Critics say the East End will be hit worst, with its many high-rise tower blocks like Dorrington Point, while Tower Hamlets has also recorded the most emergencies of any London borough.
Cllr Marc Francis said: “The fire in Dorrington Point shows just how much risk Boris Johnson’s dangerous plans pose.
“The Fire Brigade has admitted response times to emergency calls in the area will almost double if these cuts go ahead.

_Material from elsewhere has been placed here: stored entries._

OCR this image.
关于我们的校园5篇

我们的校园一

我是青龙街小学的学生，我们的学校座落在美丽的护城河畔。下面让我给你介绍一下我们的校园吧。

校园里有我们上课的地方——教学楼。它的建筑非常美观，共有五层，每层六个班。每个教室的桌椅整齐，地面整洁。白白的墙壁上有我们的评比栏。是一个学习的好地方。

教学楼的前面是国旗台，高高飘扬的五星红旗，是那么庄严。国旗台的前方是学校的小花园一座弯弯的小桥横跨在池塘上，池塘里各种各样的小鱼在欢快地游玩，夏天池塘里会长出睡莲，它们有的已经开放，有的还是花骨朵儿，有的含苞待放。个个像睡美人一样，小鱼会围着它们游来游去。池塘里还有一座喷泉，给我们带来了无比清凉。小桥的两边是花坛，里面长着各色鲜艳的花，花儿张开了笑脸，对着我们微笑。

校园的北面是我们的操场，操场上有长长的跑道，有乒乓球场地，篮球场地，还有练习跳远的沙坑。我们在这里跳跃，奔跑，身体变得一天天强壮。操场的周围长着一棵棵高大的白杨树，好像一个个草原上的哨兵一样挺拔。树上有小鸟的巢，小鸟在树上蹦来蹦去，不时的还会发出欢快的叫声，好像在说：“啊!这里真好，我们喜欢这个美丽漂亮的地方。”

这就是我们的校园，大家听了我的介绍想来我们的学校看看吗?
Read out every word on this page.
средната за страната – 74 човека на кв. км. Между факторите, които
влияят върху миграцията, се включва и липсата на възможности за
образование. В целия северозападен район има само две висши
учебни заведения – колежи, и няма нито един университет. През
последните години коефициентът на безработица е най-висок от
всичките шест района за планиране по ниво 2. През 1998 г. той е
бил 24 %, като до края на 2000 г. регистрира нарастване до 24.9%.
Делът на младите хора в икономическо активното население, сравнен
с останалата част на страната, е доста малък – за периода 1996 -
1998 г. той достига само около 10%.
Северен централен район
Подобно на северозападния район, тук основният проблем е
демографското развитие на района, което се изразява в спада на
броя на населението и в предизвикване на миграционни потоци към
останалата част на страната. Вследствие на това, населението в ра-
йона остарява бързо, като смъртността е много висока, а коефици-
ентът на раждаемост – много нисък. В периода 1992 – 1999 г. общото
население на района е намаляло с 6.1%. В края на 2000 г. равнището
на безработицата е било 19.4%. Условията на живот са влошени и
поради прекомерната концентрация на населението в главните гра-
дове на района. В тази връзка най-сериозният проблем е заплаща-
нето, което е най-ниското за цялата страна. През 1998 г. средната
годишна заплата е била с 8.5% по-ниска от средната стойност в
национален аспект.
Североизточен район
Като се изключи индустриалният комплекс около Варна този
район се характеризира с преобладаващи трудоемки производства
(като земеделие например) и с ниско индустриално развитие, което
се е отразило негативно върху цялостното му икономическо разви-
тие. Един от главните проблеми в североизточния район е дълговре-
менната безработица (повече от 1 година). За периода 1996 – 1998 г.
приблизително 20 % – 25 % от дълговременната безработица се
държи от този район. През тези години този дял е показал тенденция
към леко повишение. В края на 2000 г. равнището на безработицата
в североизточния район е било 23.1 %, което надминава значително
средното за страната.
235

“These few minutes’ delay could be the difference between being rescued or serious injury.”
Condemnation also came from Newham’s mayor Sir Robin Wales who fears longer response times to emergencies around Silvertown, Beckton and the whole Royal Docks.
Sir Robin said: “I’m disappointed by the decision to axe Silvertown and feel rightly let down. They have not listened to what residents are saying who are concerned for the safety of where they live and work.
“The closure is a public safety issue—any delay can cost lives.”
The campaigners are joining a London-wide protest on Thursday at The Monument, near London Bridge, followed by a march to the Fire Authority’s meeting at Union Street in Southwark at 2.30pm.
The cuts, including nearby Kingsland-Dalston and Clerkenwell fire-stations, face tough opposition on the Authority which already rejected the closures earlier this year.